Question

Solve the polynomial inequality x^2-3x-10>0

Answer 1

As x² - 3x - 10 factors, we can use the zero product property and pull it apart into factors. It factors because 2 and 5 have a difference of 3 and product of 10

x² - 3x - 10 > 0

(x - 5)(x + 2) > 0

To find where the inequality is true, we use a sign test. When x-5 > 0, it means x >5, and 5 is one of our sign test values. Similarly, -2 is the other. We can then make three intervals - A (less than -2), B (between -2 and 5), and C (more than 5).

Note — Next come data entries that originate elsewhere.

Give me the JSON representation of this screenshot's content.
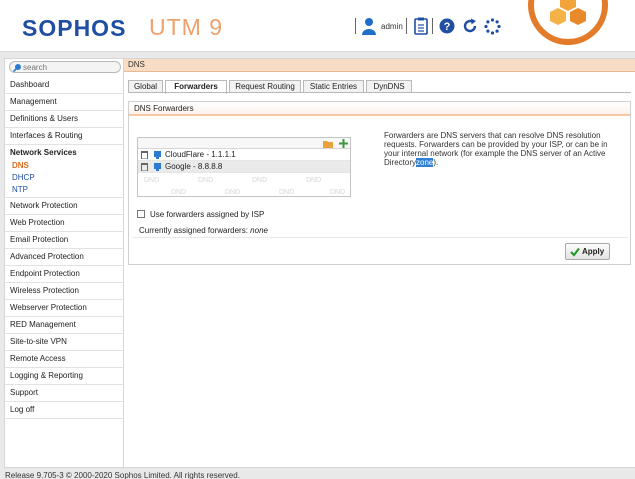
{
  "header": {
    "brand": "SOPHOS",
    "product": "UTM 9",
    "user": "admin"
  },
  "colors": {
    "brand_blue": "#1f4ea3",
    "accent_orange": "#e37c2a",
    "selected_nav": "#d96b1e",
    "apply_green": "#2d9a2d"
  },
  "search": {
    "placeholder": "search"
  },
  "nav": {
    "items_top": [
      "Dashboard",
      "Management",
      "Definitions & Users",
      "Interfaces & Routing"
    ],
    "active": "Network Services",
    "sub": [
      "DNS",
      "DHCP",
      "NTP"
    ],
    "items_bottom": [
      "Network Protection",
      "Web Protection",
      "Email Protection",
      "Advanced Protection",
      "Endpoint Protection",
      "Wireless Protection",
      "Webserver Protection",
      "RED Management",
      "Site-to-site VPN",
      "Remote Access",
      "Logging & Reporting",
      "Support",
      "Log off"
    ]
  },
  "page": {
    "title": "DNS"
  },
  "tabs": [
    "Global",
    "Forwarders",
    "Request Routing",
    "Static Entries",
    "DynDNS"
  ],
  "panel": {
    "title": "DNS Forwarders",
    "forwarders": [
      "CloudFlare - 1.1.1.1",
      "Google - 8.8.8.8"
    ],
    "dnd_label": "DND",
    "description_before": "Forwarders are DNS servers that can resolve DNS resolution requests. Forwarders can be provided by your ISP, or can be in your internal network (for example the DNS server of an Active Directory",
    "description_highlight": "zone",
    "description_after": ").",
    "isp_checkbox_label": "Use forwarders assigned by ISP",
    "assigned_label": "Currently assigned forwarders:",
    "assigned_value": "none",
    "apply_label": "Apply"
  },
  "footer": {
    "text": "Release 9.705-3  © 2000-2020 Sophos Limited. All rights reserved."
  }
}
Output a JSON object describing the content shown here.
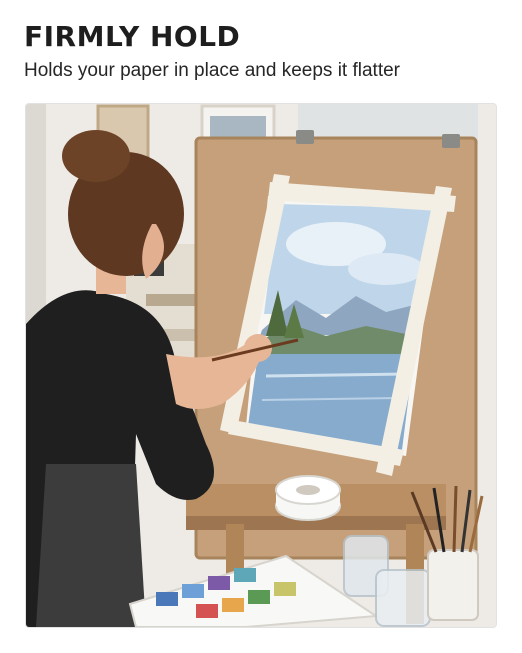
{
  "header": {
    "title": "FIRMLY HOLD",
    "subtitle": "Holds your paper in place and keeps it flatter"
  },
  "image": {
    "subject": "artist-painting-watercolor-on-easel",
    "colors": {
      "wall": "#f1efeb",
      "easel": "#c6a27a",
      "tape": "#f4f1e8",
      "sky": "#bcd4e8",
      "water": "#7fa6c9",
      "mountain": "#8aa2bd",
      "shirt": "#222222",
      "hair": "#6a3f26",
      "skin": "#e7b99a"
    }
  }
}
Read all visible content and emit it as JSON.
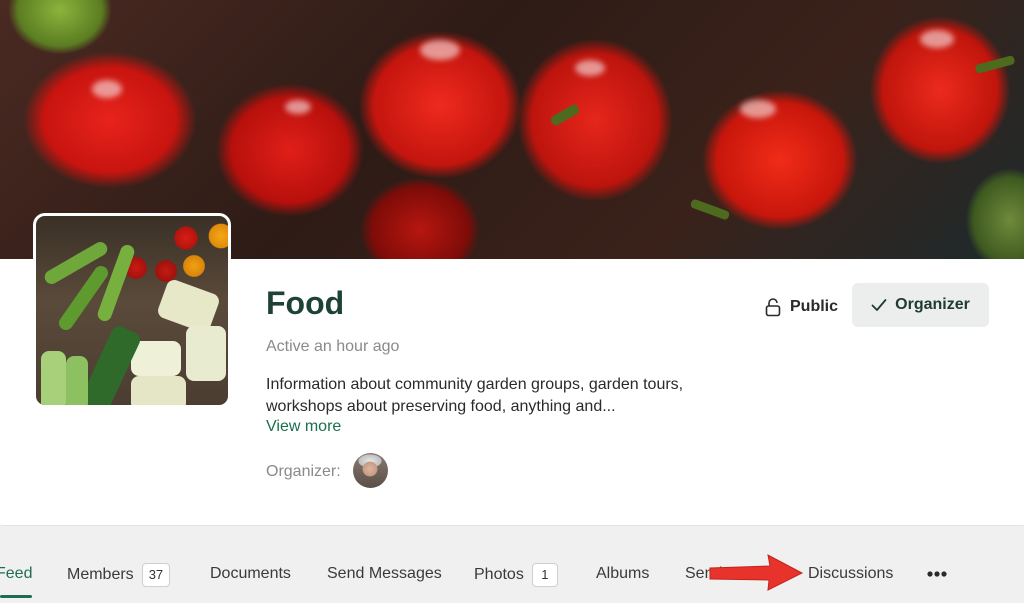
{
  "group": {
    "title": "Food",
    "activity": "Active an hour ago",
    "description_line1": "Information about community garden groups, garden tours,",
    "description_line2": "workshops about preserving food, anything and...",
    "view_more": "View more",
    "organizer_label": "Organizer:"
  },
  "actions": {
    "privacy_label": "Public",
    "role_label": "Organizer"
  },
  "tabs": [
    {
      "label": "Feed",
      "active": true
    },
    {
      "label": "Members",
      "count": "37"
    },
    {
      "label": "Documents"
    },
    {
      "label": "Send Messages"
    },
    {
      "label": "Photos",
      "count": "1"
    },
    {
      "label": "Albums"
    },
    {
      "label": "Send Invites"
    },
    {
      "label": "Discussions"
    }
  ],
  "icons": {
    "privacy": "lock-icon",
    "role": "check-icon",
    "more": "more-horizontal-icon"
  },
  "colors": {
    "accent": "#1d6e4e",
    "title": "#1f4238",
    "annotation_arrow": "#e8322c"
  }
}
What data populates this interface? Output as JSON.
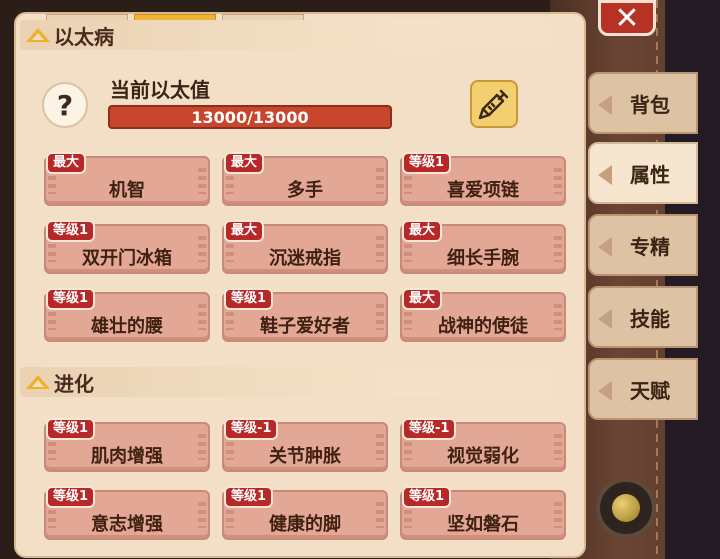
{
  "header": {
    "close_label": "✕"
  },
  "ether_section": {
    "title": "以太病",
    "current_label": "当前以太值",
    "current": 13000,
    "max": 13000,
    "value_text": "13000/13000",
    "help_label": "?",
    "edit_icon": "syringe-icon"
  },
  "ether_cards": [
    {
      "badge": "最大",
      "label": "机智"
    },
    {
      "badge": "最大",
      "label": "多手"
    },
    {
      "badge": "等级1",
      "label": "喜爱项链"
    },
    {
      "badge": "等级1",
      "label": "双开门冰箱"
    },
    {
      "badge": "最大",
      "label": "沉迷戒指"
    },
    {
      "badge": "最大",
      "label": "细长手腕"
    },
    {
      "badge": "等级1",
      "label": "雄壮的腰"
    },
    {
      "badge": "等级1",
      "label": "鞋子爱好者"
    },
    {
      "badge": "最大",
      "label": "战神的使徒"
    }
  ],
  "evolution_section": {
    "title": "进化"
  },
  "evolution_cards": [
    {
      "badge": "等级1",
      "label": "肌肉增强"
    },
    {
      "badge": "等级-1",
      "label": "关节肿胀"
    },
    {
      "badge": "等级-1",
      "label": "视觉弱化"
    },
    {
      "badge": "等级1",
      "label": "意志增强"
    },
    {
      "badge": "等级1",
      "label": "健康的脚"
    },
    {
      "badge": "等级1",
      "label": "坚如磐石"
    }
  ],
  "side_tabs": [
    {
      "label": "背包",
      "active": false
    },
    {
      "label": "属性",
      "active": true
    },
    {
      "label": "专精",
      "active": false
    },
    {
      "label": "技能",
      "active": false
    },
    {
      "label": "天赋",
      "active": false
    }
  ],
  "colors": {
    "panel": "#f3dfc5",
    "card": "#e2a895",
    "badge": "#b72828",
    "bar": "#c8462c",
    "accent": "#efb02a"
  }
}
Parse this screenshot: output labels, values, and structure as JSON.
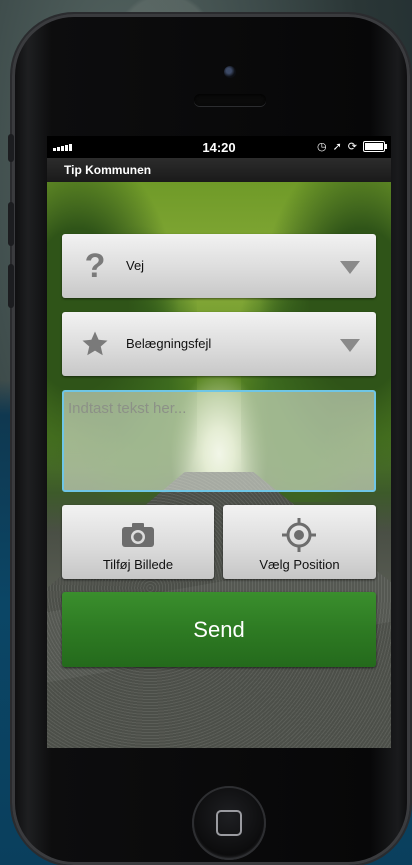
{
  "status_bar": {
    "time": "14:20"
  },
  "app": {
    "title": "Tip Kommunen"
  },
  "form": {
    "category": {
      "icon": "question-icon",
      "selected": "Vej"
    },
    "subcategory": {
      "icon": "star-icon",
      "selected": "Belægningsfejl"
    },
    "message": {
      "placeholder": "Indtast tekst her...",
      "value": ""
    },
    "buttons": {
      "add_photo": "Tilføj Billede",
      "choose_position": "Vælg Position",
      "send": "Send"
    }
  },
  "colors": {
    "send_button": "#2e7b23",
    "textarea_border": "#6fc6e6"
  }
}
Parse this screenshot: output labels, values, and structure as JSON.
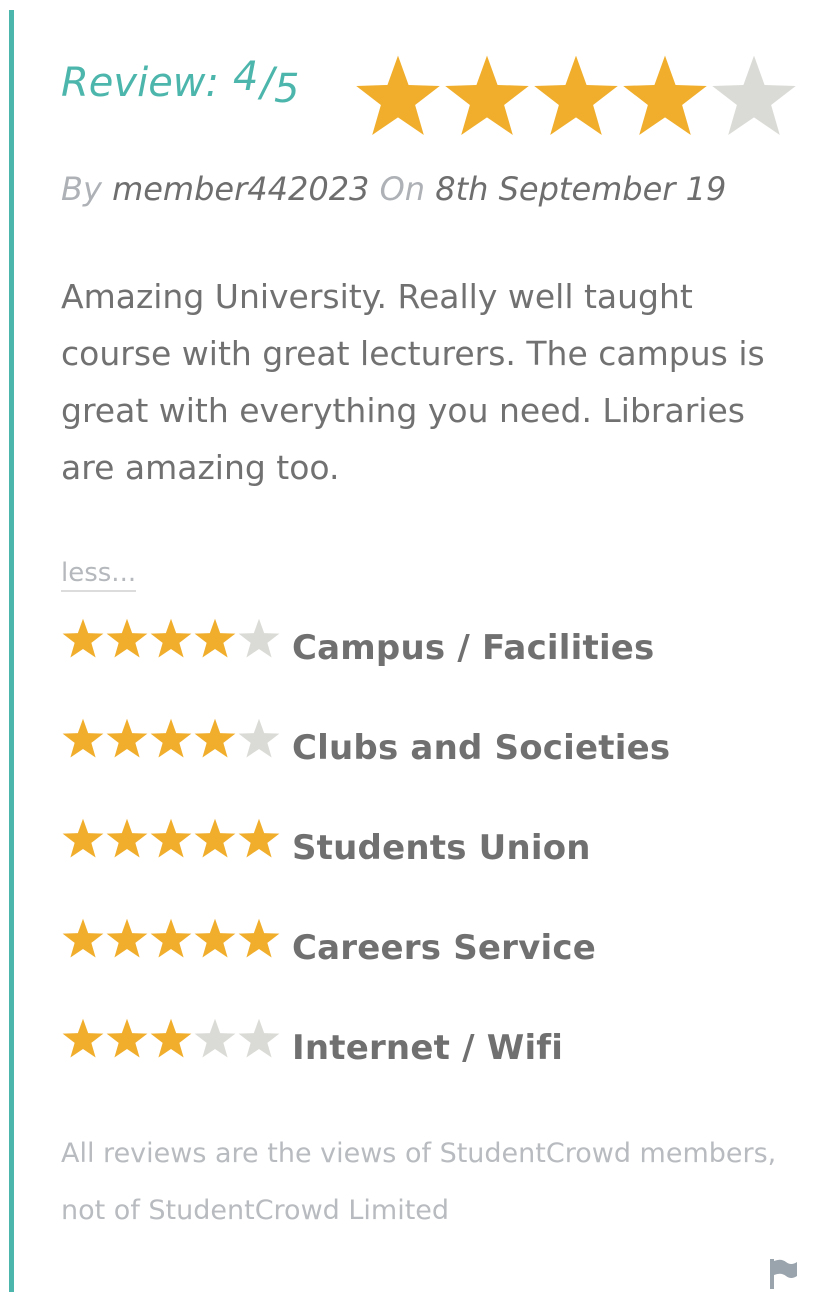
{
  "review": {
    "label": "Review:",
    "score": "4",
    "separator": "/",
    "max": "5",
    "stars_filled": 4,
    "stars_total": 5
  },
  "byline": {
    "by_label": "By",
    "author": "member442023",
    "on_label": "On",
    "date": "8th September 19"
  },
  "body_text": "Amazing University. Really well taught course with great lecturers. The campus is great with everything you need. Libraries are amazing too.",
  "toggle_label": "less...",
  "ratings": [
    {
      "label": "Campus / Facilities",
      "stars": 4
    },
    {
      "label": "Clubs and Societies",
      "stars": 4
    },
    {
      "label": "Students Union",
      "stars": 5
    },
    {
      "label": "Careers Service",
      "stars": 5
    },
    {
      "label": "Internet / Wifi",
      "stars": 3
    }
  ],
  "disclaimer": "All reviews are the views of StudentCrowd members, not of StudentCrowd Limited",
  "icons": {
    "star": "star-icon",
    "flag": "flag-icon"
  },
  "colors": {
    "accent": "#4db6ac",
    "star_filled": "#f0ae2c",
    "star_empty": "#dadad6"
  }
}
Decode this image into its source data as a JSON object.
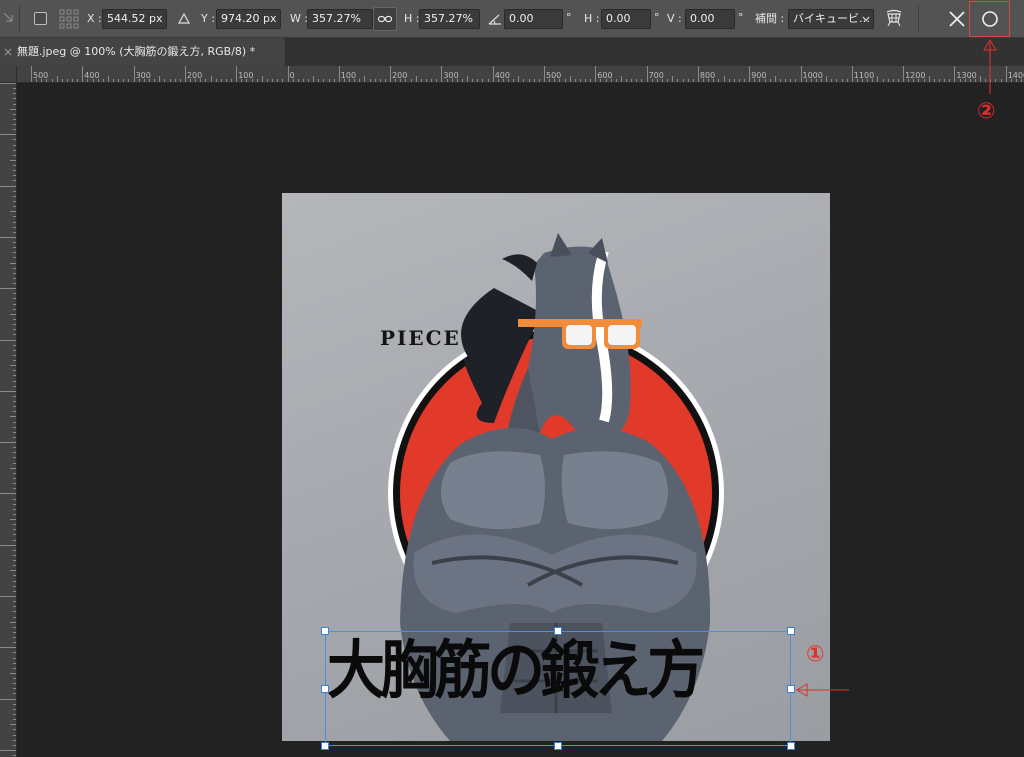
{
  "options_bar": {
    "x_label": "X :",
    "x_value": "544.52 px",
    "y_label": "Y :",
    "y_value": "974.20 px",
    "w_label": "W :",
    "w_value": "357.27%",
    "h_label": "H :",
    "h_value": "357.27%",
    "angle_value": "0.00",
    "degree_symbol": "°",
    "skew_h_label": "H :",
    "skew_h_value": "0.00",
    "skew_h_unit": "°",
    "skew_v_label": "V :",
    "skew_v_value": "0.00",
    "skew_v_unit": "°",
    "interp_label": "補間 :",
    "interp_value": "バイキュービ…",
    "icons": [
      "move-tool-icon",
      "reference-point-checkbox-icon",
      "reference-grid-icon",
      "delta-icon",
      "link-icon",
      "angle-icon",
      "chevron-down-icon",
      "warp-icon",
      "cancel-icon",
      "commit-icon"
    ]
  },
  "tab": {
    "close": "×",
    "title": "無題.jpeg @ 100% (大胸筋の鍛え方, RGB/8) *"
  },
  "ruler": {
    "horizontal_ticks": [
      "500",
      "400",
      "300",
      "200",
      "100",
      "0",
      "100",
      "200",
      "300",
      "400",
      "500",
      "600",
      "700",
      "800",
      "900",
      "1000",
      "1100",
      "1200",
      "1300",
      "1400"
    ]
  },
  "artwork": {
    "piece_text": "PIECE",
    "heading": "大胸筋の鍛え方",
    "colors": {
      "red": "#e23a2a",
      "body": "#5c6370",
      "background": "#a5a8ad"
    }
  },
  "annotations": {
    "one": "①",
    "two": "②",
    "color": "#e52d2d"
  }
}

<--------------- -2 ------------------ 5 -------------------------->

A B C

To do a sign test, we choose values to see what happens. First, test x = -5.

(-5 - 5)(-5 + 2) = (-10)(-3) = 30. Because 30 > 0, the inequality is true for x < -2. So interval A is true.

Next, test x = 0.

(0 - 5) (0 + 2) = (-5)(2) = -10. Because -10 < 0 is false, the inequality is false for x > -2 and x < 5. So interval B is false.

Last, test x = 10

(10 - 5) (10 + 2) = (5) (8) = 40. Because 40 > 0 is true, the inequality is true for x > 5. So interval C is true.

We put the true intervals together.

(-∞, -2) ∪ (5, ∞) is where this inequality is true,

{x : x < -2 or x > 5} is also how it's said in set notation.